Electric vibe at Asia crypto conferences points toward growing momentum in region

Asia continent with neon VIBE text below and crypto bitcoins raining down.

This advice comes from a wide range of sources and industry contacts who attended crypto conferences in the region this month.

Unfortunately, I was not able to make it out this year, but apparently the vibe was electric — especially when juxtaposed against their American counterparts (hat tip to Messari and Blockworks Group for excellent lineups).

The conferences held in Asia during September saw higher attendance, and the sentiment regarding the future of digital assets was notably more optimistic. That exuberance points to the momentum that countries like South Korea, Singapore and Hong Kong have when it comes to their digital asset industries.

Long-term crypto market participants will remember when Asia served as the industry’s heartbeat, with “OG” firms like Bitfinex and BitMEX based in the region. However, this position weakened as China initiated a crackdown on the industry and imposed a ban in 2021, prompting companies to seek more favorable environments elsewhere. Indeed, the Covid-induced retail trading frenzy made the Western world a hotbed for crypto speculation, helping push companies based here to eye-popping valuations. In the wake of FTX’s meltdown and the uncertain regulatory environment in the U.S., that frenzy has moved to Asia.

For South Korea, specifically, I am hearing that interest in crypto is incredibly strong among retail traders. Part of that has to do with the country’s culture of gambling. And whilst many younger Koreans see wealth from traditional assets like real estate or corporate equities out of reach, crypto serves as a potential escape hatch from a modest lifestyle. At the institutional level, there is a lot of money ready to enter the space with certain crypto-focused firms, some of which you may not have heard of, raising over $100 million.

“They don’t buy houses, but they can buy tokens every week,” a recent conference attendee told me. “There is a huge market.”

The sector can be challenging for Westerners to access, however, due to the way the corporate world is structured. Basically, to do any business there, you have to navigate the political and rigid structure of its largest corporate behemoths (think Samsung and LG). BitGo, for instance, signed a strategic agreement with Korean heavyweight Hana Bank, as Bloomberg reported. Despite the difficulties, a number of firms are just beginning to do go-to-market in South Korea because of the tepid interest right now in the U.S.

“The liquidity is insane,” another attendee said. “But it is siloed and protectionist. You have to speak Korean.”

One trading firm, which requested anonymity in this column, revealed that they have been waiting for five years to operate as a liquidity provider in the country.

“When they open up we can be first in line,” they said. “It’s a great retail market.”

Indeed, South Korea-based Upbit typically sees more monthly trading volumes than U.S.-based Coinbase, as The Block’s data dashboard shows.

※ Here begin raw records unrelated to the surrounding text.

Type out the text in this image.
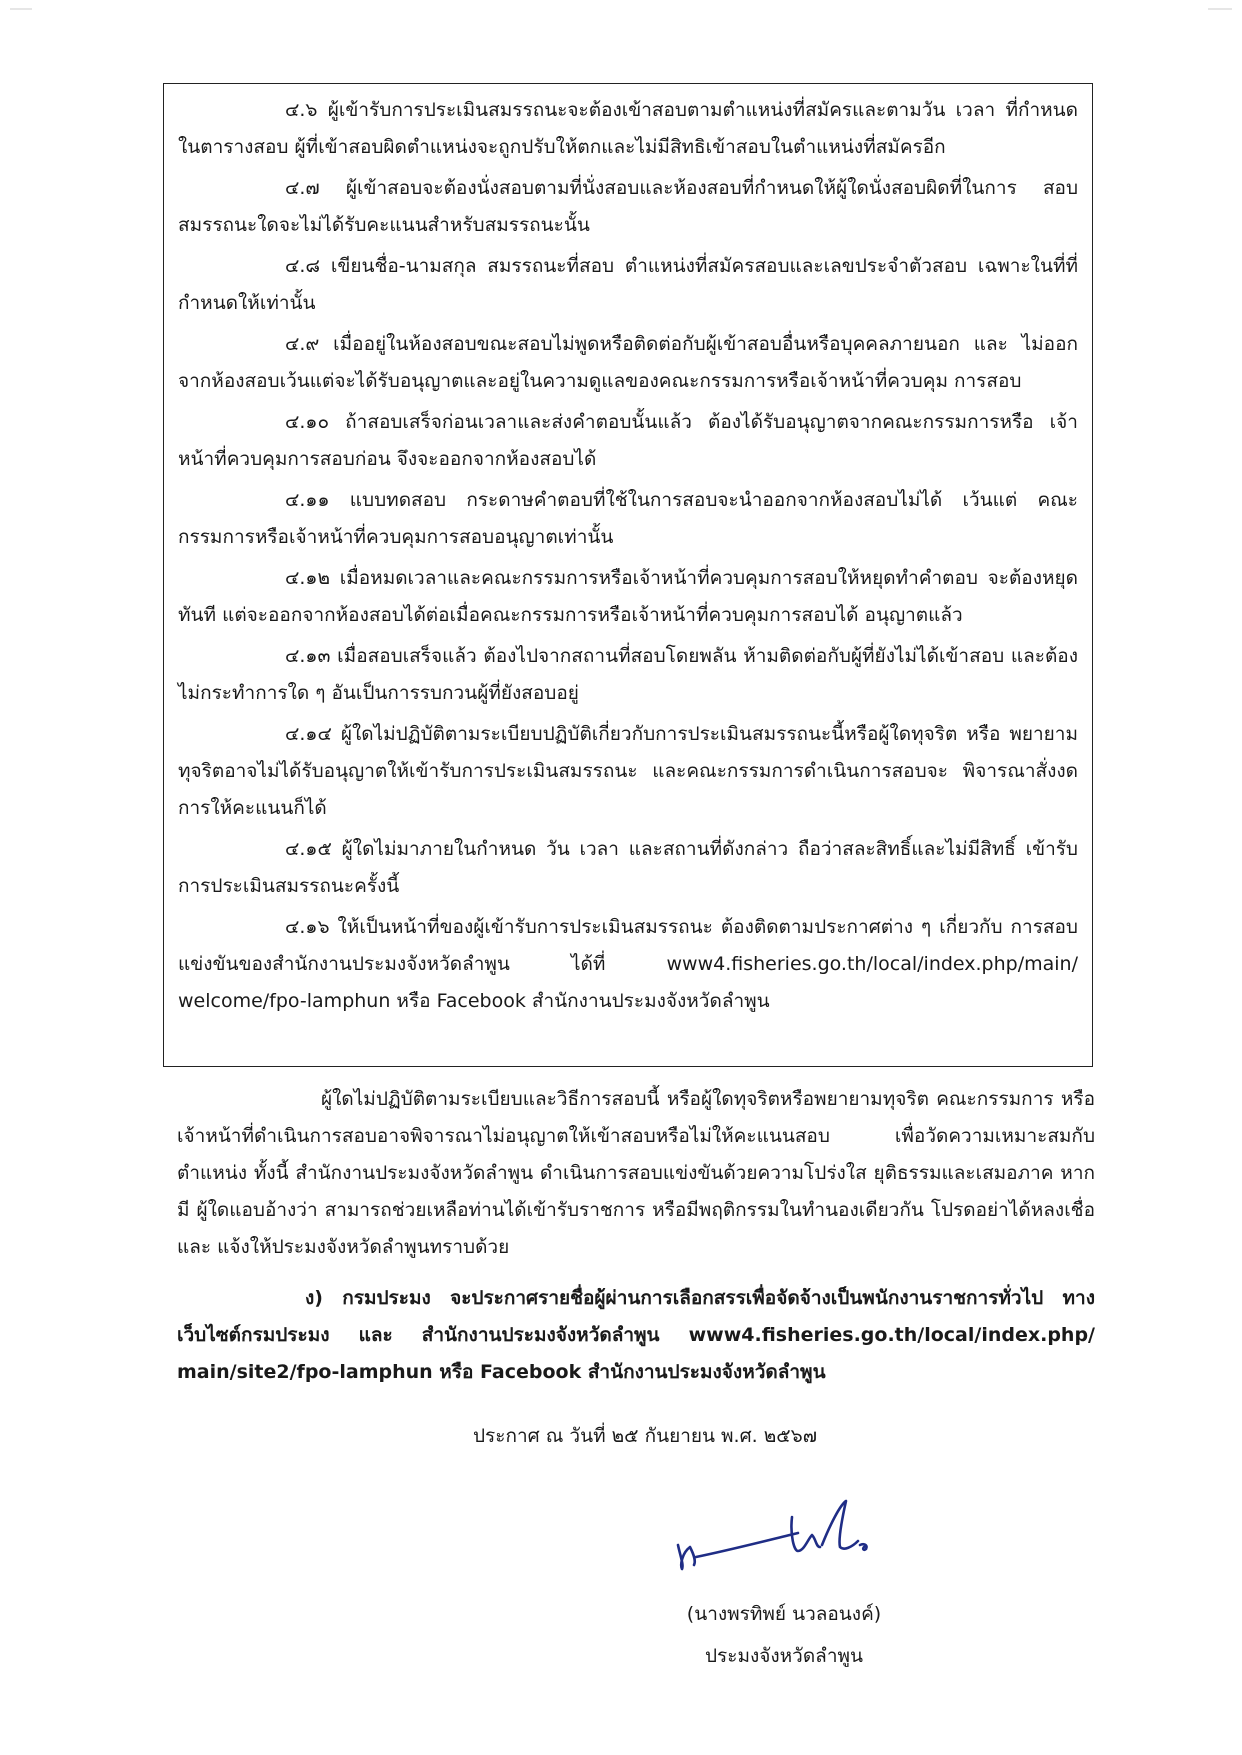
๔.๖ ผู้เข้ารับการประเมินสมรรถนะจะต้องเข้าสอบตามตำแหน่งที่สมัครและตามวัน เวลา ที่กำหนดในตารางสอบ ผู้ที่เข้าสอบผิดตำแหน่งจะถูกปรับให้ตกและไม่มีสิทธิเข้าสอบในตำแหน่งที่สมัครอีก

๔.๗ ผู้เข้าสอบจะต้องนั่งสอบตามที่นั่งสอบและห้องสอบที่กำหนดให้ผู้ใดนั่งสอบผิดที่ในการ สอบสมรรถนะใดจะไม่ได้รับคะแนนสำหรับสมรรถนะนั้น

๔.๘ เขียนชื่อ-นามสกุล สมรรถนะที่สอบ ตำแหน่งที่สมัครสอบและเลขประจำตัวสอบ เฉพาะในที่ที่กำหนดให้เท่านั้น

๔.๙ เมื่ออยู่ในห้องสอบขณะสอบไม่พูดหรือติดต่อกับผู้เข้าสอบอื่นหรือบุคคลภายนอก และ ไม่ออกจากห้องสอบเว้นแต่จะได้รับอนุญาตและอยู่ในความดูแลของคณะกรรมการหรือเจ้าหน้าที่ควบคุม การสอบ

๔.๑๐ ถ้าสอบเสร็จก่อนเวลาและส่งคำตอบนั้นแล้ว ต้องได้รับอนุญาตจากคณะกรรมการหรือ เจ้าหน้าที่ควบคุมการสอบก่อน จึงจะออกจากห้องสอบได้

๔.๑๑ แบบทดสอบ กระดาษคำตอบที่ใช้ในการสอบจะนำออกจากห้องสอบไม่ได้ เว้นแต่ คณะกรรมการหรือเจ้าหน้าที่ควบคุมการสอบอนุญาตเท่านั้น

๔.๑๒ เมื่อหมดเวลาและคณะกรรมการหรือเจ้าหน้าที่ควบคุมการสอบให้หยุดทำคำตอบ จะต้องหยุดทันที แต่จะออกจากห้องสอบได้ต่อเมื่อคณะกรรมการหรือเจ้าหน้าที่ควบคุมการสอบได้ อนุญาตแล้ว

๔.๑๓ เมื่อสอบเสร็จแล้ว ต้องไปจากสถานที่สอบโดยพลัน ห้ามติดต่อกับผู้ที่ยังไม่ได้เข้าสอบ และต้องไม่กระทำการใด ๆ อันเป็นการรบกวนผู้ที่ยังสอบอยู่

๔.๑๔ ผู้ใดไม่ปฏิบัติตามระเบียบปฏิบัติเกี่ยวกับการประเมินสมรรถนะนี้หรือผู้ใดทุจริต หรือ พยายามทุจริตอาจไม่ได้รับอนุญาตให้เข้ารับการประเมินสมรรถนะ และคณะกรรมการดำเนินการสอบจะ พิจารณาสั่งงดการให้คะแนนก็ได้

๔.๑๕ ผู้ใดไม่มาภายในกำหนด วัน เวลา และสถานที่ดังกล่าว ถือว่าสละสิทธิ์และไม่มีสิทธิ์ เข้ารับการประเมินสมรรถนะครั้งนี้

๔.๑๖ ให้เป็นหน้าที่ของผู้เข้ารับการประเมินสมรรถนะ ต้องติดตามประกาศต่าง ๆ เกี่ยวกับ การสอบแข่งขันของสำนักงานประมงจังหวัดลำพูน ได้ที่ www4.fisheries.go.th/local/index.php/main/ welcome/fpo-lamphun หรือ Facebook สำนักงานประมงจังหวัดลำพูน

ผู้ใดไม่ปฏิบัติตามระเบียบและวิธีการสอบนี้ หรือผู้ใดทุจริตหรือพยายามทุจริต คณะกรรมการ หรือเจ้าหน้าที่ดำเนินการสอบอาจพิจารณาไม่อนุญาตให้เข้าสอบหรือไม่ให้คะแนนสอบ เพื่อวัดความเหมาะสมกับ ตำแหน่ง ทั้งนี้ สำนักงานประมงจังหวัดลำพูน ดำเนินการสอบแข่งขันด้วยความโปร่งใส ยุติธรรมและเสมอภาค หากมี ผู้ใดแอบอ้างว่า สามารถช่วยเหลือท่านได้เข้ารับราชการ หรือมีพฤติกรรมในทำนองเดียวกัน โปรดอย่าได้หลงเชื่อและ แจ้งให้ประมงจังหวัดลำพูนทราบด้วย

ง) กรมประมง จะประกาศรายชื่อผู้ผ่านการเลือกสรรเพื่อจัดจ้างเป็นพนักงานราชการทั่วไป ทางเว็บไซต์กรมประมง และ สำนักงานประมงจังหวัดลำพูน www4.fisheries.go.th/local/index.php/ main/site2/fpo-lamphun หรือ Facebook สำนักงานประมงจังหวัดลำพูน

ประกาศ ณ วันที่ ๒๕ กันยายน พ.ศ. ๒๕๖๗
(นางพรทิพย์ นวลอนงค์)
ประมงจังหวัดลำพูน
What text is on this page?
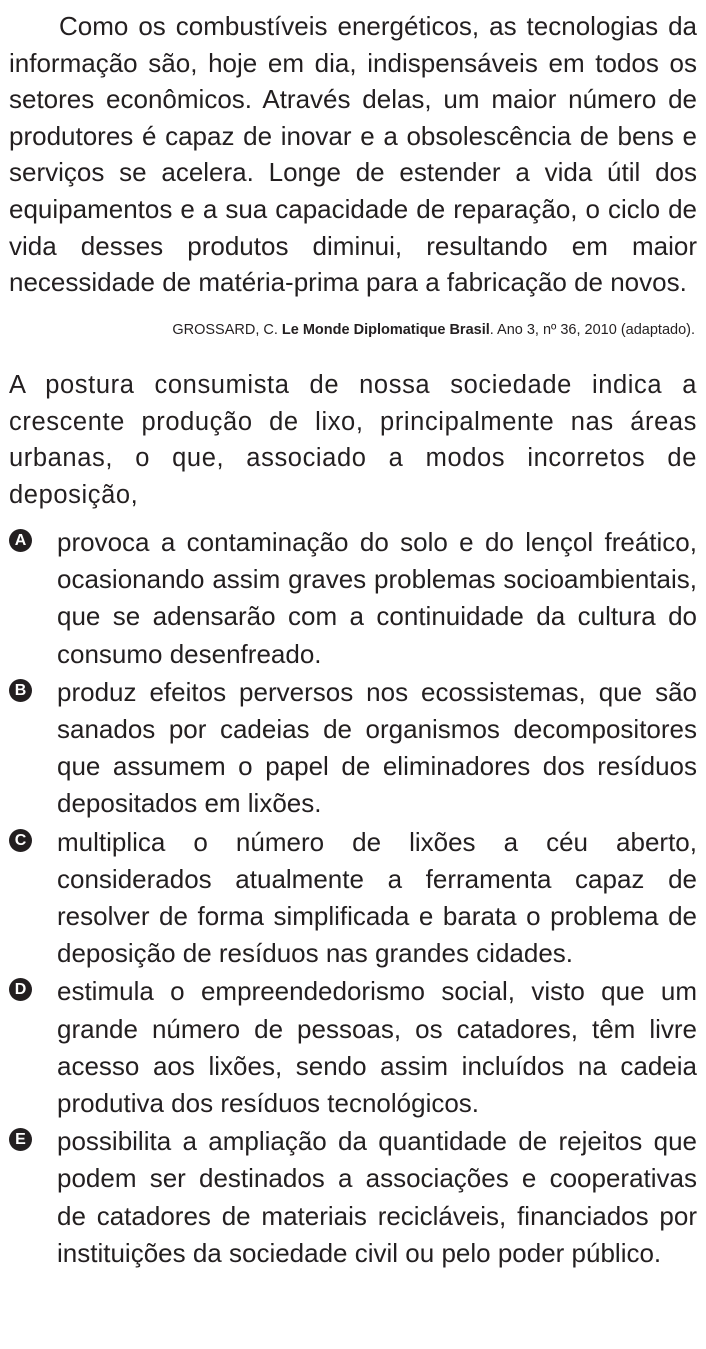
Como os combustíveis energéticos, as tecnologias da informação são, hoje em dia, indispensáveis em todos os setores econômicos. Através delas, um maior número de produtores é capaz de inovar e a obsolescência de bens e serviços se acelera. Longe de estender a vida útil dos equipamentos e a sua capacidade de reparação, o ciclo de vida desses produtos diminui, resultando em maior necessidade de matéria-prima para a fabricação de novos.

GROSSARD, C. Le Monde Diplomatique Brasil. Ano 3, nº 36, 2010 (adaptado).

A postura consumista de nossa sociedade indica a crescente produção de lixo, principalmente nas áreas urbanas, o que, associado a modos incorretos de deposição,

A provoca a contaminação do solo e do lençol freático, ocasionando assim graves problemas socioambientais, que se adensarão com a continuidade da cultura do consumo desenfreado.
B produz efeitos perversos nos ecossistemas, que são sanados por cadeias de organismos decompositores que assumem o papel de eliminadores dos resíduos depositados em lixões.
C multiplica o número de lixões a céu aberto, considerados atualmente a ferramenta capaz de resolver de forma simplificada e barata o problema de deposição de resíduos nas grandes cidades.
D estimula o empreendedorismo social, visto que um grande número de pessoas, os catadores, têm livre acesso aos lixões, sendo assim incluídos na cadeia produtiva dos resíduos tecnológicos.
E possibilita a ampliação da quantidade de rejeitos que podem ser destinados a associações e cooperativas de catadores de materiais recicláveis, financiados por instituições da sociedade civil ou pelo poder público.
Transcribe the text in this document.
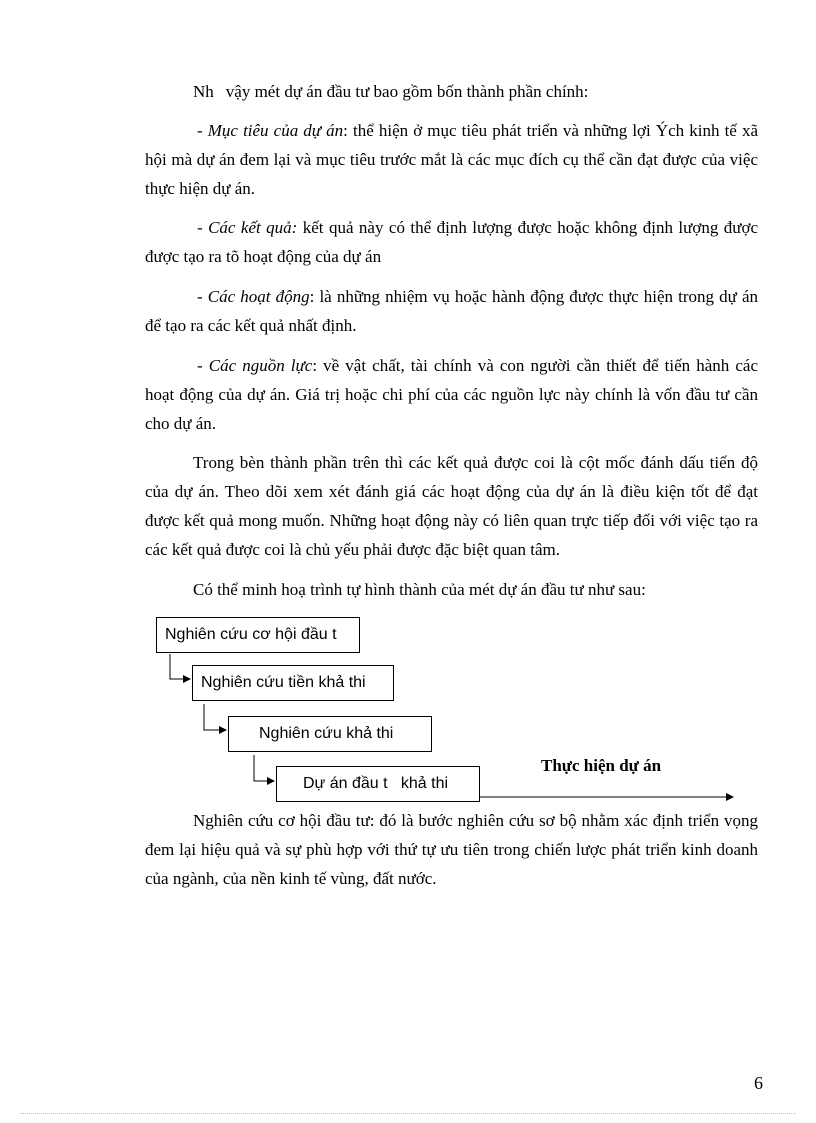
Nh vậy mét dự án đầu tư bao gồm bốn thành phần chính:

- Mục tiêu của dự án: thể hiện ở mục tiêu phát triển và những lợi Ých kinh tế xã hội mà dự án đem lại và mục tiêu trước mắt là các mục đích cụ thể cần đạt được của việc thực hiện dự án.

- Các kết quả: kết quả này có thể định lượng được hoặc không định lượng được được tạo ra tõ hoạt động của dự án

- Các hoạt động: là những nhiệm vụ hoặc hành động được thực hiện trong dự án để tạo ra các kết quả nhất định.

- Các nguồn lực: về vật chất, tài chính và con người cần thiết để tiến hành các hoạt động của dự án. Giá trị hoặc chi phí của các nguồn lực này chính là vốn đầu tư cần cho dự án.

Trong bèn thành phần trên thì các kết quả được coi là cột mốc đánh dấu tiến độ của dự án. Theo dõi xem xét đánh giá các hoạt động của dự án là điều kiện tốt để đạt được kết quả mong muốn. Những hoạt động này có liên quan trực tiếp đối với việc tạo ra các kết quả được coi là chủ yếu phải được đặc biệt quan tâm.

Có thể minh hoạ trình tự hình thành của mét dự án đầu tư như sau:

Nghiên cứu cơ hội đầu t
Nghiên cứu tiền khả thi
Nghiên cứu khả thi
Dự án đầu t   khả thi
Thực hiện dự án

Nghiên cứu cơ hội đầu tư: đó là bước nghiên cứu sơ bộ nhằm xác định triển vọng đem lại hiệu quả và sự phù hợp với thứ tự ưu tiên trong chiến lược phát triển kinh doanh của ngành, của nền kinh tế vùng, đất nước.

6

So far this month, Coinbase has recorded $14 billion in spot trading volumes, while Upbit has surpassed it with $23 billion.

As for Hong Kong, the country has made its own push to be more crypto friendly, with China apparently quietly working behind the scenes to make the city a potential breeding ground for crypto innovation. A Bloomberg report at the beginning of the year highlighted that Hong Kong had “rolled out the red carpet for crypto businesses.”

Here’s a relevant passage from the report:

Representatives from China’s Liaison Office and other officials have been frequent guests at the city’s crypto gatherings over the past months, swapping business cards and WeChat details, said people familiar with the matter, who asked not to be named discussing private information. The encounters have been friendly, with officials checking on developments, asking for reports and in some cases making follow-up calls, the people said.

“This Asia trip blew my mind,” noted another attendee.

“The excitement in Korea and Singapore is polar opposite of what’s going on in the U.S.”